The University of Michigan’s Index of Consumer Sentiment added 2.5 points in September to a seasonally adjusted 72.8 (1966Q1=100). The measure has lost 15.5 points since its pandemic peak in April. The current conditions index added 1.6 points to 80.1 while the expectation index rose by three full points to 68.1. (Both indices are significantly below year-ago levels.) The press release blames recent weakness in sentiment on the Delta variant, inflation, and “unfavorable” long-term expectations for the economy.

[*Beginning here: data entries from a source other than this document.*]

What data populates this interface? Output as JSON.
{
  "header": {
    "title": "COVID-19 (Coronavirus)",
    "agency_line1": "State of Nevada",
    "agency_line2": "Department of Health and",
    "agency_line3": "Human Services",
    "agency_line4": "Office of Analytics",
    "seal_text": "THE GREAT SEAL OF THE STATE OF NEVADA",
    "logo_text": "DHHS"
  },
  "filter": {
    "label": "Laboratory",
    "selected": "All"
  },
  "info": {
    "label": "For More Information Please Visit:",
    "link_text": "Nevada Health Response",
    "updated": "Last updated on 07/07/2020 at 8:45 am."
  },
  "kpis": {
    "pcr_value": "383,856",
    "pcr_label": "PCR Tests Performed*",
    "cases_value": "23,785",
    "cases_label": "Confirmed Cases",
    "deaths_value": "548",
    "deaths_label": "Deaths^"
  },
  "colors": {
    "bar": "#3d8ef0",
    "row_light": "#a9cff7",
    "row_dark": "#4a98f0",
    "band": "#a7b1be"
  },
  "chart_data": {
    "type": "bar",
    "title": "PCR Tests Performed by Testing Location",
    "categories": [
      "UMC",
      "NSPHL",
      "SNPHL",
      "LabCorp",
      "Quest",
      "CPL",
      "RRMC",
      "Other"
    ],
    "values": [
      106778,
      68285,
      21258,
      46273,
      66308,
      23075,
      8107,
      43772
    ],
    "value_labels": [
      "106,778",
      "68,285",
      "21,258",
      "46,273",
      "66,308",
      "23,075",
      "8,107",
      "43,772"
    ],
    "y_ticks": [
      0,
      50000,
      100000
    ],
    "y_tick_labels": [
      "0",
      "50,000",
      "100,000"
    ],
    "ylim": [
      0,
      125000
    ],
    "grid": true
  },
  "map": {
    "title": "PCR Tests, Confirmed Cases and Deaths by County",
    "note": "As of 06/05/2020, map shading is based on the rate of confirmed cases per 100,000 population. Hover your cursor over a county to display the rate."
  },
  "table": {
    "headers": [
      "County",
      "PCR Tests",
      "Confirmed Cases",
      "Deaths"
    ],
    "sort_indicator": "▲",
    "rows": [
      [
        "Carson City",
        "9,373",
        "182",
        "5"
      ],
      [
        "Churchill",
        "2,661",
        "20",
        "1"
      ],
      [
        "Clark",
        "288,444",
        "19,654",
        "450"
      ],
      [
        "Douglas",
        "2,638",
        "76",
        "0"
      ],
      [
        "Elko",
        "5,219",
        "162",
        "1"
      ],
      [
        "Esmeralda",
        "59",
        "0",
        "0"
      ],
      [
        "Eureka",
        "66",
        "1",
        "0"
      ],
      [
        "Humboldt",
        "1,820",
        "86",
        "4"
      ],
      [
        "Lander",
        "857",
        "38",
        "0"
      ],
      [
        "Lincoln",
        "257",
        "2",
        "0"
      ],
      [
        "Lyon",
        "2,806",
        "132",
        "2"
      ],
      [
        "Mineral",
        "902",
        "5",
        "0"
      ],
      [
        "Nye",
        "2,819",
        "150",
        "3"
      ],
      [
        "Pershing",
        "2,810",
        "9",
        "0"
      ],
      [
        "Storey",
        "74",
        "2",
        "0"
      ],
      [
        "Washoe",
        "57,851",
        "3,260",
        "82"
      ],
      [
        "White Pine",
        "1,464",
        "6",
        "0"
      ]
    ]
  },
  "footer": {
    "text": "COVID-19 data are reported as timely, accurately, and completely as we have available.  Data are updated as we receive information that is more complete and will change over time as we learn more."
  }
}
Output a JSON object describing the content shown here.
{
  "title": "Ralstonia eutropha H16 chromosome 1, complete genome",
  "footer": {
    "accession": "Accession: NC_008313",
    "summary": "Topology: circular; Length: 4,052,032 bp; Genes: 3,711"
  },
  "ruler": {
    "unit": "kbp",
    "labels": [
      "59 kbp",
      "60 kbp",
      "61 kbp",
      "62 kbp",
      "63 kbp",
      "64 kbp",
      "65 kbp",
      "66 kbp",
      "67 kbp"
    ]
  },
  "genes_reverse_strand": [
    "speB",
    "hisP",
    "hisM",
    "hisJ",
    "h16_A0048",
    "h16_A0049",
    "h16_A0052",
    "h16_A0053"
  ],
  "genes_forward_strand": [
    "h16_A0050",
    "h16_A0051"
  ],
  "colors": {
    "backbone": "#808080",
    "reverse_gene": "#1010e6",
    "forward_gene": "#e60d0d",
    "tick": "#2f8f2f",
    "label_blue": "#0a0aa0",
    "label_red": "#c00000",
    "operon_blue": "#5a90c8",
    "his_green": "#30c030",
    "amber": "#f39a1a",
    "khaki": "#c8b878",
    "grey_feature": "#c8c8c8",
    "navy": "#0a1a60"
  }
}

Other U.S. economic data released over the past week:

  • Jobless Claims (Week ending September 25, 2021, First-Time Claims, seasonally adjusted): 362,000, +11,000 vs. the previous week, -441,000 vs. the same week a year earlier). 4-week moving average: 340,000 (-60.0% vs. the same week a year earlier).
  • Pending Home Sales (August 2021, Index (2001=100), seasonally adjusted): 119.5 (+8.1% vs. July 2021, -8.3% vs. August 2020).
  • FHFA House Price Index (July 2021, Purchase-Only Index, seasonally adjusted): +1.4% vs. June 2021, +19.2% vs. July 2020.
  • Construction Spending (August 2021, Value of Construction Put in Place, seasonally adjusted annualized rate): $1.584 trillion (Unchanged vs. July 2021, +8.9% vs. August 2020).
  • Agricultural Prices (August 2021, Prices Received by Farmers, not seasonally adjusted): +2.3% vs. July 2021, +26.0% vs. August 2020.

The opinions expressed here are not necessarily those of Kevin’s current employer. No endorsements are implied.